Thursday, September 11, 2014

He Loves Me Nots


In my tween years I thought of daisies as "he loves me nots" showing both my pessimist view and what I thought was the most accurate way to know if I was loved (in the kind of puppy dog crushes "love" only tweens have). Sometimes I forced the love, counting backwards before I started plucking the petals to predetermine my fate. 

In my yard and most of the neighborhood all of the daisies are spent, dried petals and drooping heads alerting us that fall is just around the corner. As I was walking the other day this peeked at me from behind a light pole. The day was gloomy outside but this matched my peaceful soul.
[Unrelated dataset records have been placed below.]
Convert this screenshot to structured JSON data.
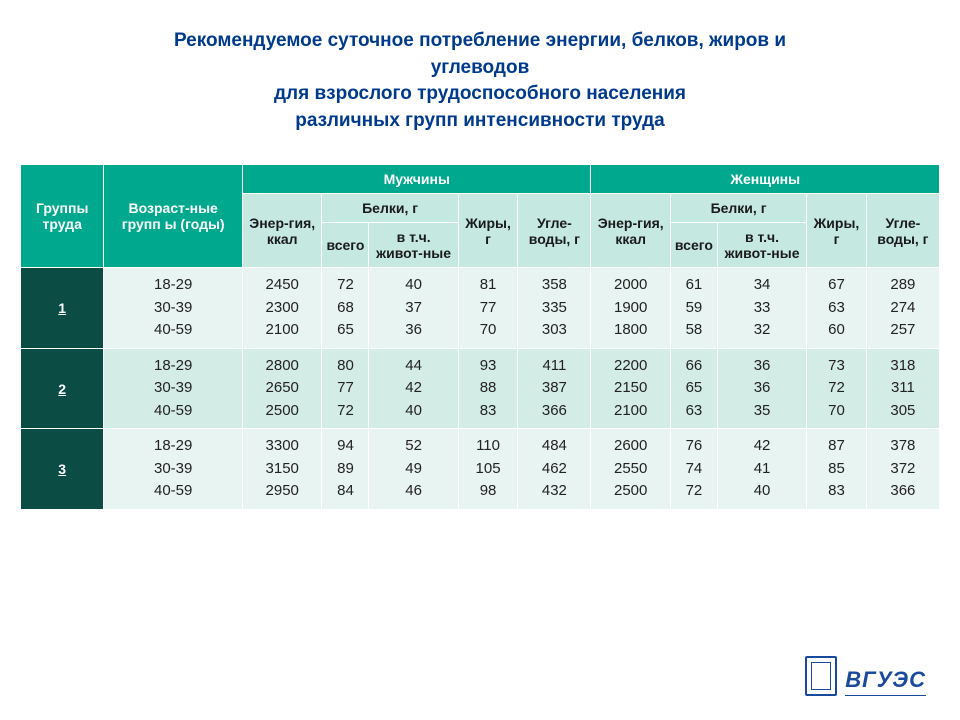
{
  "title": {
    "line1": "Рекомендуемое суточное потребление энергии, белков, жиров и",
    "line2": "углеводов",
    "line3": "для взрослого трудоспособного населения",
    "line4": "различных групп интенсивности труда"
  },
  "headers": {
    "groups": "Группы труда",
    "age": "Возраст-ные групп ы (годы)",
    "men": "Мужчины",
    "women": "Женщины",
    "energy": "Энер-гия, ккал",
    "protein": "Белки, г",
    "protein_total": "всего",
    "protein_animal": "в т.ч. живот-ные",
    "fat": "Жиры, г",
    "carbs": "Угле-воды, г"
  },
  "rows": [
    {
      "group": "1",
      "age": [
        "18-29",
        "30-39",
        "40-59"
      ],
      "m_energy": [
        "2450",
        "2300",
        "2100"
      ],
      "m_prot": [
        "72",
        "68",
        "65"
      ],
      "m_prot_a": [
        "40",
        "37",
        "36"
      ],
      "m_fat": [
        "81",
        "77",
        "70"
      ],
      "m_carb": [
        "358",
        "335",
        "303"
      ],
      "w_energy": [
        "2000",
        "1900",
        "1800"
      ],
      "w_prot": [
        "61",
        "59",
        "58"
      ],
      "w_prot_a": [
        "34",
        "33",
        "32"
      ],
      "w_fat": [
        "67",
        "63",
        "60"
      ],
      "w_carb": [
        "289",
        "274",
        "257"
      ]
    },
    {
      "group": "2",
      "age": [
        "18-29",
        "30-39",
        "40-59"
      ],
      "m_energy": [
        "2800",
        "2650",
        "2500"
      ],
      "m_prot": [
        "80",
        "77",
        "72"
      ],
      "m_prot_a": [
        "44",
        "42",
        "40"
      ],
      "m_fat": [
        "93",
        "88",
        "83"
      ],
      "m_carb": [
        "411",
        "387",
        "366"
      ],
      "w_energy": [
        "2200",
        "2150",
        "2100"
      ],
      "w_prot": [
        "66",
        "65",
        "63"
      ],
      "w_prot_a": [
        "36",
        "36",
        "35"
      ],
      "w_fat": [
        "73",
        "72",
        "70"
      ],
      "w_carb": [
        "318",
        "311",
        "305"
      ]
    },
    {
      "group": "3",
      "age": [
        "18-29",
        "30-39",
        "40-59"
      ],
      "m_energy": [
        "3300",
        "3150",
        "2950"
      ],
      "m_prot": [
        "94",
        "89",
        "84"
      ],
      "m_prot_a": [
        "52",
        "49",
        "46"
      ],
      "m_fat": [
        "110",
        "105",
        "98"
      ],
      "m_carb": [
        "484",
        "462",
        "432"
      ],
      "w_energy": [
        "2600",
        "2550",
        "2500"
      ],
      "w_prot": [
        "76",
        "74",
        "72"
      ],
      "w_prot_a": [
        "42",
        "41",
        "40"
      ],
      "w_fat": [
        "87",
        "85",
        "83"
      ],
      "w_carb": [
        "378",
        "372",
        "366"
      ]
    }
  ],
  "logo": "ВГУЭС",
  "colors": {
    "title": "#003a8c",
    "teal": "#00a88e",
    "mint": "#c5e8e0",
    "dark": "#0b4d45",
    "light1": "#e8f4f1",
    "light2": "#d4ece6",
    "logo": "#1a4a9c"
  }
}
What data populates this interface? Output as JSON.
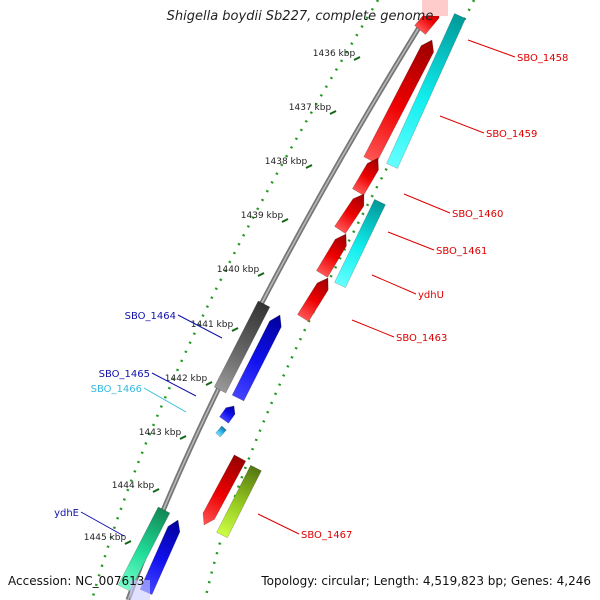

As I stopped to admire the beauty I almost picked it to play he loves me, he loves me. 

I left it, hoping it would brighten someone's day and realizing that I don't need a daisy to determine if I'm loved. I know it because I feel it and I see it every day in small and large acts of kind service. I hear it often and know from the smile on my face when I hear his special text tone. 

Just like this daisy, love isn't perfect. There are petals with small bite marks from a grasshoppers lunch and some that never fully uncurled but this little daisy brightened the street and put a smile on my face making my day better simply for being there. 

It's being there that I've wanted for so long. Not the big exciting dates (okay, those are fun too), constant barrage of flowers (I'm an occasionally fan of flowers -- not so much frequently) or other outward shows of affection but the evening walks, showing up at my house during lunch break or waiting for me after a long days work. Simply being there and being present in my life makes bad moments good and good things better.